At a press conference on Jan. 21, Atlanta Mayor Andre Dickens told reporters that some among the six arrested “were found with explosives on them … and that has led to a police officer’s car being set on fire, and other destruction has occurred.”

Atlanta Police Chief Darin Schierbaum strongly condemned the violence and said that police could tell even early in their probe into riot that “this was not the focus … just to damage the windows of three buildings and set a police car on fire [tonight],” adding, “The intent was to continue to do harm.”

Schierbaum said that protests had started peacefully marching in the city around 5 p.m., until some rioters started smashing property.
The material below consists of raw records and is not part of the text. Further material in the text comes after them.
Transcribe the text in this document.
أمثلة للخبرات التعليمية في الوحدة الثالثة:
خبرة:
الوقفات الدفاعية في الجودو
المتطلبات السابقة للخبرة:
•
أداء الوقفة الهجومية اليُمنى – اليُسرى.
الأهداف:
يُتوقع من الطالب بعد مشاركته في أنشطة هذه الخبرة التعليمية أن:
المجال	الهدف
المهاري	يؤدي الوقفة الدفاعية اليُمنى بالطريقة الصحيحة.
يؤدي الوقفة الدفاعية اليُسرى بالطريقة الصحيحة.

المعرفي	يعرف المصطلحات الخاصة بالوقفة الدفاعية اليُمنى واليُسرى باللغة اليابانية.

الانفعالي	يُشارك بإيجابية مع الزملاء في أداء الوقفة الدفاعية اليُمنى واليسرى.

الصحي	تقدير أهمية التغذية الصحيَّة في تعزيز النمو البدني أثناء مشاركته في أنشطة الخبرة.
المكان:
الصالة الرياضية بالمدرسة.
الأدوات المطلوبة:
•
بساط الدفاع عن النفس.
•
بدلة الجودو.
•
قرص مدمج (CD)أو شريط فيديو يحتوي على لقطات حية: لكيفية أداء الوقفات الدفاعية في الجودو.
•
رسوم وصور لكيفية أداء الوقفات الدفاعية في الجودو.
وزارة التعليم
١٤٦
Order was restored by around 7 p.m., police said. The ATF and FBI are helping with the investigation.

Georgia Gov. Brian Kemp also denounced the riot. Violence and unlawful destruction of property are not acts of protest,” he wrote on Twitter. “They are crimes that will not be tolerated in Georgia and will be prosecuted fully.”
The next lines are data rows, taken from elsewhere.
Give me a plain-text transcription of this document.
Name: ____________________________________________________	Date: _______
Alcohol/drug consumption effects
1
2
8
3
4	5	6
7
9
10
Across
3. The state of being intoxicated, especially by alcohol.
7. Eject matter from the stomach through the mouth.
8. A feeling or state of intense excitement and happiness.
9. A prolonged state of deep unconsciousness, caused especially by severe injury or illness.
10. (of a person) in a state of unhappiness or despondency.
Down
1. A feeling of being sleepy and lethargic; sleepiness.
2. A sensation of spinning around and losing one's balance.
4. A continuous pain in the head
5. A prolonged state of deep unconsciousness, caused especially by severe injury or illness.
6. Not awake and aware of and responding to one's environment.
Broken windows at a Wells Fargo branch are seen following a violent protest, in Atlanta, on Jan. 21, 2023. (AP Photo/Alex Slitz)

Anger at Police

The protest that day was in response to the death of 26-year-old Manuel Teran, of Tallahasse, Florida, who was killed by police during a confrontation on Jan. 18. Police said they had shot him in self-defense and that Teran had fired at them first and injured a state trooper. The state trooper was stable and in hospital as of Jan. 19, according to reports.

The Jan. 21 protest-turned-riot was also held in general opposition to plans to construct a $90 million training center for police and first responders in a wooded area of DeKalb County on the city’s southern outskirts.
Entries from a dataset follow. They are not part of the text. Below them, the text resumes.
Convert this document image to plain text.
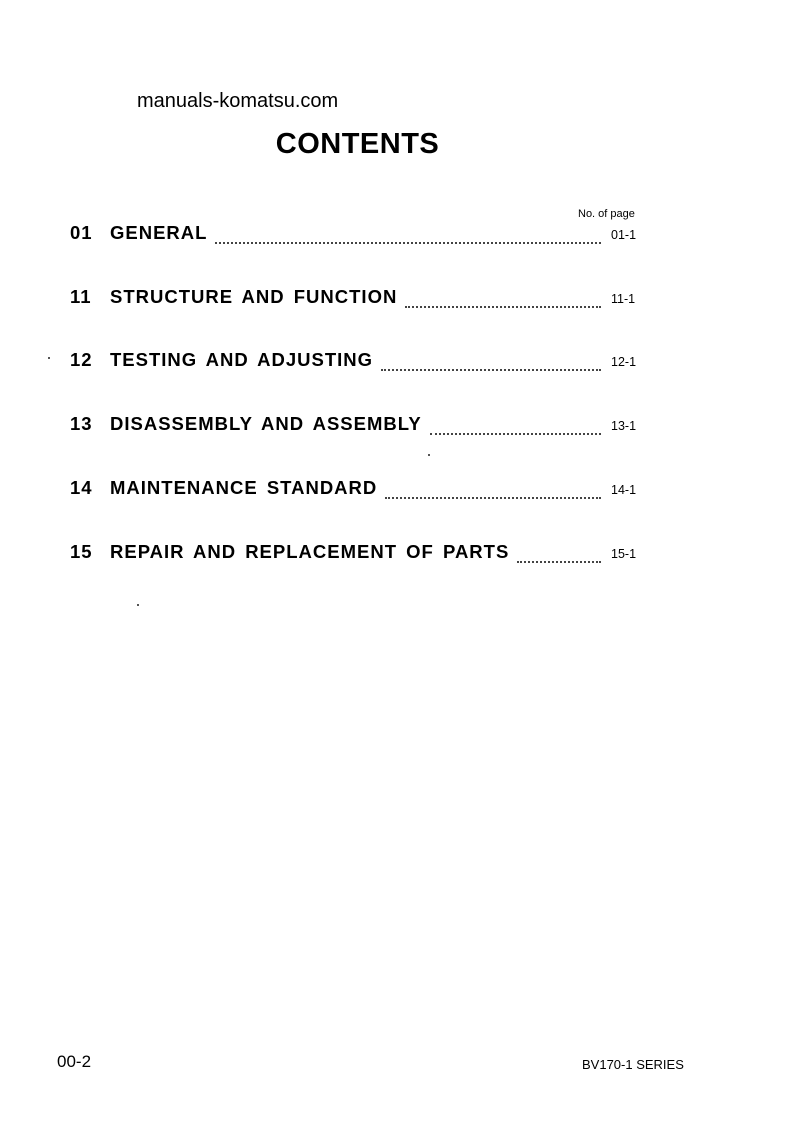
manuals-komatsu.com
CONTENTS
No. of page
01 GENERAL	01-1
11 STRUCTURE AND FUNCTION	11-1
12 TESTING AND ADJUSTING	12-1
13 DISASSEMBLY AND ASSEMBLY	13-1
14 MAINTENANCE STANDARD	14-1
15 REPAIR AND REPLACEMENT OF PARTS	15-1
00-2	BV170-1 SERIES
Prior to his death, Teran was protesting at an occupation at the construction site of the training center. Teran was linked to the group Defend the Atlanta Forest (DAF), whose members have derided the planned Atlanta Public Safety Training Center as “Cop City.” The activist group are opposed to law enforcement and are also against development in the forest.

Various groups at the occupation south of Atlanta, which include DAF, appear to be left-leaning. They have called their campaign “Stop Cop City.”

Protests have been taking place against the construction site of the training center since 2022, and have in recent months become more unruly. In December 2022, the Georgia Bureau of Investigation (GBI) arrested and charged a separate five people with domestic terrorism. It said the arrests of the five “came after several people threw rocks at police cars and attacked EMTs with rocks and bottles outside local fire stations,” adding that police “found explosive devices, gasoline, and road flares” in the area.

The GBI had noted that over the past several months prior to the December 2022 arrests, “law enforcement has made several arrests for ongoing criminal activity at the site, including carjacking, various crimes against persons, destruction of property, arson, and attacks against public safety officials.”